The app’s “News From All Sides” feature allows users to read political news from both the left and right of the spectrum. They can also move a sliding bar at the bottom of the screen to adjust the perspectives.

Political news “plays a role in supporting democracy,” Suzuki, SmartNews’s chief executive officer, said. If you don’t familiarize yourself with news that differs from your usual viewpoint, “you’ll have a narrow perspective,” he said.

Employees of SmartNews work at the firm's office in Tokyo's Shibuya Ward in June 2017. | KYODO
Employees of SmartNews work at the firm’s office in Tokyo’s Shibuya Ward in June 2017. | KYODO

Suzuki says a three-week road trip around the U.S. in 2016 was one of the reasons the app gained traction in America. On it, he realized there was no such thing as a “typical American,” and used his interactions with people from varying backgrounds to modify the app.

SmartNews has also ventured into other areas where it seeks to break down barriers. Since April, it has been providing up-to-date information on where people can get coronavirus vaccinations in Japan. More than 7 million users signed up for the service, according to the company, something Suzuki says he believes helped boost the uptake.

The app’s recent popularity is a dramatic turnaround from the firm’s early days. At the SXSW conference in Austin, Texas, in 2012, Suzuki and Hamamoto spent ¥600,000, the last of their money, to showcase a beta version.

On the flight to the conference, they agreed they would give up if the gambit didn’t succeed. And it didn’t, partly due to poor Wi-Fi at the venue, according to Suzuki.

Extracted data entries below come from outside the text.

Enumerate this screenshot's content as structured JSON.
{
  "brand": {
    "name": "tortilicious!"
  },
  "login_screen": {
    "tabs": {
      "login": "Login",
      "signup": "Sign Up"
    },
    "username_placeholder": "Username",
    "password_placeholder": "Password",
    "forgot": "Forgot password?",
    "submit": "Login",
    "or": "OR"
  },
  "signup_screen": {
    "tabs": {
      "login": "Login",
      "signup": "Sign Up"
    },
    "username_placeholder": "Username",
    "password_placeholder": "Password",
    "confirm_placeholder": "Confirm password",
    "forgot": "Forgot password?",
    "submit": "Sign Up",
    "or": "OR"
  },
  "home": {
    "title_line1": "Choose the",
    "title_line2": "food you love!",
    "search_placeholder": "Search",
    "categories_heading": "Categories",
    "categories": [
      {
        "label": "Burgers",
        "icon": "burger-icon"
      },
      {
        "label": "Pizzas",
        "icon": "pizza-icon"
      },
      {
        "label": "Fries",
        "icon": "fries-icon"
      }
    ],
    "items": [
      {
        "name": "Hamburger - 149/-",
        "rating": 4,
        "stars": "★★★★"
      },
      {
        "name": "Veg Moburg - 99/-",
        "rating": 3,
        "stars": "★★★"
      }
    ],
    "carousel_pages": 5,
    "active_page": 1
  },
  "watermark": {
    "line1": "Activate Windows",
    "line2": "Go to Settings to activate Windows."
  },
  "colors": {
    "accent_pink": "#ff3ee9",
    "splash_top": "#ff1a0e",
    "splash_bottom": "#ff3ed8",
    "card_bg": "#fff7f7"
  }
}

“It was a huge failure,” he said. But the two decided to keep going despite their vow to quit.

SmartNews plans to double its employees globally to about 1,000 “as soon as possible,” according to Suzuki. It currently has about 400 staff in Japan and 100 in the U.S.

The company, which makes money from ads, declined to comment on whether it’s profitable.

Competition remains stiff in the media industry and making profits is a challenge, according to Tomoichiro Kubota, a senior market analyst at Matsui Securities Co. in Tokyo. While providing unbiased news might be a noble goal, it won’t necessarily attract readers, he said.

“They will need to find a way to monetize the rising user numbers,” Kubota said. “If they don’t, it’s possible this kind of venture business could fail or be taken over.”

Whether that happens remains to be seen, but in the meantime, Suzuki says the app is going some way toward breaking down those walls.

“I don’t know if SmartNews be able to provide an ultimate solution,” Suzuki said. “But I believe it will contribute.”